Fungi such as mushrooms, yeast and mould are most commonly found in moderate room-temperatures. However, some fungi can thrive in high-temperatures, and were discovered nearly a century ago. This study has paved the way to understand the molecular intricacies that enable fungi to withstand extreme temperatures. 

Fungi are known to play a crucial role in the ecosystem and typically thrive in mesophilic environments characterized by moderate temperatures. However, certain species exhibit thermophilic properties, enabling them to survive in elevated temperature conditions, such as compost heaps and geothermal areas. Ragothaman Yennamalli, Assistant Professor at SASTRA University, Thanjavur, expressed, ​‘We wanted to understand their unique adaptation mechanisms for potential industrial use.’

His group delved into fungal proteins to elucidate molecular features contributing to their heat resistance. First, they identified 14 thermophilic fungi and their close mesophilic counterparts, creating a dataset including their proteins. To understand the evolutionary history and biological role of the identified proteins, researchers utilised ​‘eggNOG’, a bioinformatics tool to group proteins or genes into clusters of orthologous groups (COGs). As orthologous group genes and proteins stem from a common evolutionary ancestor, this categorisation provided insights into the functional conservation and relation of genes across different species. 

This study significantly found that features contributing to the stability and functionality of proteins in extreme heat, such as charge and exposed polar residues, are more prevalent in thermophiles than in mesophiles.
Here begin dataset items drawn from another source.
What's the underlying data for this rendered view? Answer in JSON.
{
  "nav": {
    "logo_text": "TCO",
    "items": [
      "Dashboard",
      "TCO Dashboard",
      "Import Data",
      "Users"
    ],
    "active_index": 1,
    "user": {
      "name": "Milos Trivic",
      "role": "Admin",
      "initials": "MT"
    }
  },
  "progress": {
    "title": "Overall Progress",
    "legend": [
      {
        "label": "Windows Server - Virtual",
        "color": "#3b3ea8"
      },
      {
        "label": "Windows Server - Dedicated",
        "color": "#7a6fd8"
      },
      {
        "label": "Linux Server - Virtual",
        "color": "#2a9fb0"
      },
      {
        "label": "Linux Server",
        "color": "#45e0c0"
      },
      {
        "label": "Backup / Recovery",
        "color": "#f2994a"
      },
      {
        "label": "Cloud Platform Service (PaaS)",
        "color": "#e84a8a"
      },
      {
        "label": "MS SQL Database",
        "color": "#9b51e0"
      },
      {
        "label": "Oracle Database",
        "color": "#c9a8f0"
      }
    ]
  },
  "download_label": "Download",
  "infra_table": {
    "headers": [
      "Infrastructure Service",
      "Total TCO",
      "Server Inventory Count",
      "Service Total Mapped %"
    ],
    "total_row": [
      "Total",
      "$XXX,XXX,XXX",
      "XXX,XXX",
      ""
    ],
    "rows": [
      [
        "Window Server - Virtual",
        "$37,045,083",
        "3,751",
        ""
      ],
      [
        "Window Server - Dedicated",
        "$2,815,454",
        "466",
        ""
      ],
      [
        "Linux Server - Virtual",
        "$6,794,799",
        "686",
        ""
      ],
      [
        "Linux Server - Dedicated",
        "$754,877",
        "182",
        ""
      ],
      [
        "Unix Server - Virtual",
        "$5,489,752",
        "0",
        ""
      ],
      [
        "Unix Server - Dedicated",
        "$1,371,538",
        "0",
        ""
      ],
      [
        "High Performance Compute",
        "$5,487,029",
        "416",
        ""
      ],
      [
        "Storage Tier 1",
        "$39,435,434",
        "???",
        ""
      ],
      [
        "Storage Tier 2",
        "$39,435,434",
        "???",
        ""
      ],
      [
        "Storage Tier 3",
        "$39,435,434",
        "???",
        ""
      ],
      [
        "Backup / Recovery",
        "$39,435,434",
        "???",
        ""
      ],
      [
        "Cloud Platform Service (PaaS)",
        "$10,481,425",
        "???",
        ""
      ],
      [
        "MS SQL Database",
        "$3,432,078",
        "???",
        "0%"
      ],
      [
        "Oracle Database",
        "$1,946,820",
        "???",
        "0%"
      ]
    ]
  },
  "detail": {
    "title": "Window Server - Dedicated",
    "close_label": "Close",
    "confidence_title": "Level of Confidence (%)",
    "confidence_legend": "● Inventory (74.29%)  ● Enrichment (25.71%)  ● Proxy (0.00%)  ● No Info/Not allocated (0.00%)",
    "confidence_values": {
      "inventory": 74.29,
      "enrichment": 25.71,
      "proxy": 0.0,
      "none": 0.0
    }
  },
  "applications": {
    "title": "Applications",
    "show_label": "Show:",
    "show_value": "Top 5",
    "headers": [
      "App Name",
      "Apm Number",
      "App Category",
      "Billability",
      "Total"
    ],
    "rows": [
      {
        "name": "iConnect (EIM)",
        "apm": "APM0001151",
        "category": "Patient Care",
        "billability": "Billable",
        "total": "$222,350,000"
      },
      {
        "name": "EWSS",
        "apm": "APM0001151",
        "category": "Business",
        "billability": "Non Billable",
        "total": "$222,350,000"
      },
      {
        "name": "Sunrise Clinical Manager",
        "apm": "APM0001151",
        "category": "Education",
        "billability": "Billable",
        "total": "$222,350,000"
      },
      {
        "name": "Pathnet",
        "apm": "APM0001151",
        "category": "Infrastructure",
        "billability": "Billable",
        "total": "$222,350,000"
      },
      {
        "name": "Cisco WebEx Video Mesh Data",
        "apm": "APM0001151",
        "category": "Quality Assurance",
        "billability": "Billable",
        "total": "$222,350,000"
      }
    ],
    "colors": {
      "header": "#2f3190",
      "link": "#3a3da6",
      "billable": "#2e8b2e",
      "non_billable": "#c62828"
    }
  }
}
Yennamalli added, ​‘After identifying the specific features enriched in thermophiles, we reached a point where we couldn’t discern a clear pattern in the entire proteome study. Thus, seeking a fresh perspective, we focused on the proteins secreted outside the fungal body for metabolic processes — the Carbohydrate-Active Enzymes (CAZymes).’

The carbohydrate-binding modules (CBMs) of the CAZymes break down carbohydrates. They compared the relationship between thermophilic and mesophilic proteins within the CAZymes family and identified pairs of proteins that shared about 60% of their genetic makeup. Next, they investigated the CBMs of the identified CBMs and observed that proteins resistant to high temperatures are more water-repellent and contain aromatic molecules and positive charge. These interactions contribute to the stability and structure of the protein. Yennamalli is confident,

Understanding these interactions is highly important as it will help in designing more stable proteins, which can have practical applications in industries where enzymes are required to function under extreme conditions.
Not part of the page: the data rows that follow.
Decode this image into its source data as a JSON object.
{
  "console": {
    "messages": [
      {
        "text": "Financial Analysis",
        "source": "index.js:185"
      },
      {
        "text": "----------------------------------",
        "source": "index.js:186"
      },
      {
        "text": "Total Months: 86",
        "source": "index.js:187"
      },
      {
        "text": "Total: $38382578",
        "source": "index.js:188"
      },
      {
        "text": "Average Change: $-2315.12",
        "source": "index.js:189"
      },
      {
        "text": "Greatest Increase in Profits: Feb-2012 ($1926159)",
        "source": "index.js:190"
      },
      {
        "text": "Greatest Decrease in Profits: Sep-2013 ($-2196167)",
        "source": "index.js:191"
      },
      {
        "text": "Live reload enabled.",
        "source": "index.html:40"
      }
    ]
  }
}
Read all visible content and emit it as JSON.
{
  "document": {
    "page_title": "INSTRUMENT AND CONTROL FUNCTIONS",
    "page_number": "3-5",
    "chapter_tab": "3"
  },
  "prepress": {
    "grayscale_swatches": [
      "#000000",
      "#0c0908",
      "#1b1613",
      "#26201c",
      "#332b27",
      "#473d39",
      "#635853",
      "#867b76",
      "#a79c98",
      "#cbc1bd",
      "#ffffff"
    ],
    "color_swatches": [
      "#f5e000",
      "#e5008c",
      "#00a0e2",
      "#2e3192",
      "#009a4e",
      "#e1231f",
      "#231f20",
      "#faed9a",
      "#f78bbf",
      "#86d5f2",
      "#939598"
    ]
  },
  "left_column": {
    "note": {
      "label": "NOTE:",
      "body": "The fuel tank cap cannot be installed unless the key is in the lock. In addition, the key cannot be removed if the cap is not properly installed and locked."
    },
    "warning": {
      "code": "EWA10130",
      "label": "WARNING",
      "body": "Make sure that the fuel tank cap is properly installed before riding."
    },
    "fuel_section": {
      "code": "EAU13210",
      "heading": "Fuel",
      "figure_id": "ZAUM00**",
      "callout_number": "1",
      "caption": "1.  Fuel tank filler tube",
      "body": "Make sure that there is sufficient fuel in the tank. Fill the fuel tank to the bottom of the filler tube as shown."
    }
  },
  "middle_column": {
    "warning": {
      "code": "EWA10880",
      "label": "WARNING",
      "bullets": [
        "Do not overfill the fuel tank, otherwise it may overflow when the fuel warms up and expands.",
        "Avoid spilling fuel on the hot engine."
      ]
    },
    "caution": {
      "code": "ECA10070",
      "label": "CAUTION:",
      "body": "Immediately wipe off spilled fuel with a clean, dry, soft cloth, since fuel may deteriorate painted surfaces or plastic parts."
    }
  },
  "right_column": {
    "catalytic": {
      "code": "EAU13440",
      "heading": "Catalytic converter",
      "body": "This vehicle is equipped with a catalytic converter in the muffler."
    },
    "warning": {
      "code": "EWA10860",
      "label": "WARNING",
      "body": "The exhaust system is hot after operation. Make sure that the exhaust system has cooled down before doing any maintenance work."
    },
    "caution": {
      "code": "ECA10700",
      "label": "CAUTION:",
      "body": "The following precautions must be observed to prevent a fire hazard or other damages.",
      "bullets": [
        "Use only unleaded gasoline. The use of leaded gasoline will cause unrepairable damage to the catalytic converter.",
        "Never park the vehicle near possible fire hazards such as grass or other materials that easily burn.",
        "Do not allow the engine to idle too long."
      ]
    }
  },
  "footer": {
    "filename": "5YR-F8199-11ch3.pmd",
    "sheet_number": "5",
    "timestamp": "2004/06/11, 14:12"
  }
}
As the study progressed, it drew parallels with bacterial proteins and recognised shared factors such as salt-bridges and charged residues that contribute to protein stability in thermophilic fungi. However, while proposing that the hydrophobic interactions, disulphide bonds, and electrostatic interactions may be responsible for the thermophilic property of fungi, the researchers stressed on the importance of more experiments to confirm these findings. 
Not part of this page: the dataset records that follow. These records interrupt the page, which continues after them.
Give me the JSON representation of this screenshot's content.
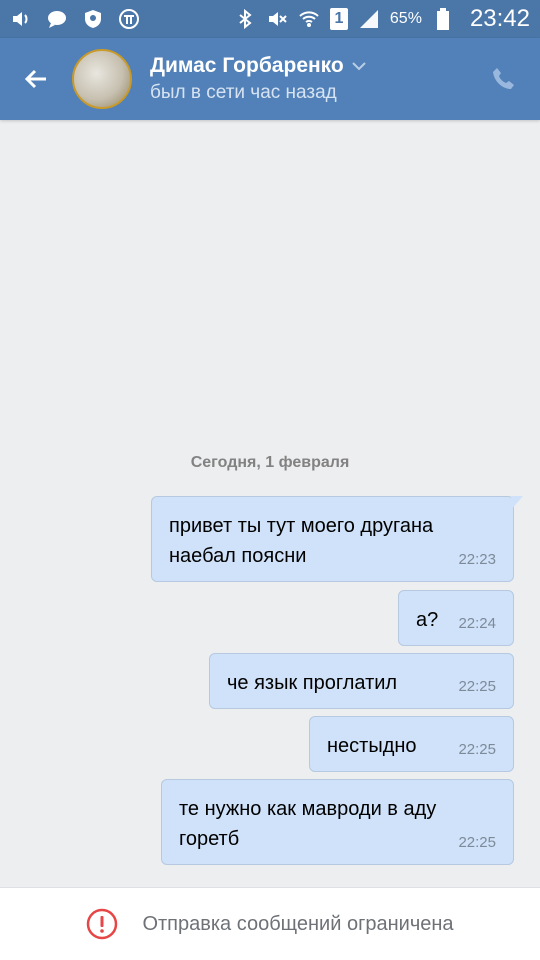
{
  "status_bar": {
    "battery_percent": "65%",
    "time": "23:42",
    "sim_label": "1",
    "icons": [
      "volume-icon",
      "chat-icon",
      "shield-icon",
      "pi-icon",
      "bluetooth-icon",
      "mute-icon",
      "wifi-icon",
      "sim-icon",
      "signal-icon",
      "battery-icon"
    ]
  },
  "header": {
    "contact_name": "Димас Горбаренко",
    "last_seen": "был в сети час назад"
  },
  "chat": {
    "date_separator": "Сегодня, 1 февраля",
    "messages": [
      {
        "text": "привет ты тут моего другана\nнаебал поясни",
        "time": "22:23"
      },
      {
        "text": "а?",
        "time": "22:24"
      },
      {
        "text": "че язык проглатил",
        "time": "22:25"
      },
      {
        "text": "нестыдно",
        "time": "22:25"
      },
      {
        "text": "те нужно как мавроди в аду\nгоретб",
        "time": "22:25"
      }
    ]
  },
  "footer": {
    "restriction_text": "Отправка сообщений ограничена"
  },
  "colors": {
    "accent": "#5181b8",
    "bubble": "#cfe2f9",
    "alert": "#e64646"
  }
}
Jogi Madhuprakash, Assistant Professor at University of Hyderabad, pointed out that the study provides detailed methods on protein analysis and structural comparisons, and acknowledges the need for experimental validation. He also pointed out that there are other alternative explanations like environmental variations or unrelated evolutionary adaptations, which could help in understanding thermostability in fungi. He suggested that conducting experiments on surface-exposed and charged residues across a broader range of fungi could strengthen the findings. Shricharan Senthilkumar, lead author and third-year bioinformatics student at SASTRA University is hopeful, 

The insights gained from this study on fungal thermostability lay the groundwork for developing more resilient enzymes for biofuel production.

The findings of the study can enable the use of fungi to improve agricultural productivity, optimise industrial processes, and drive advancements in biotechnology.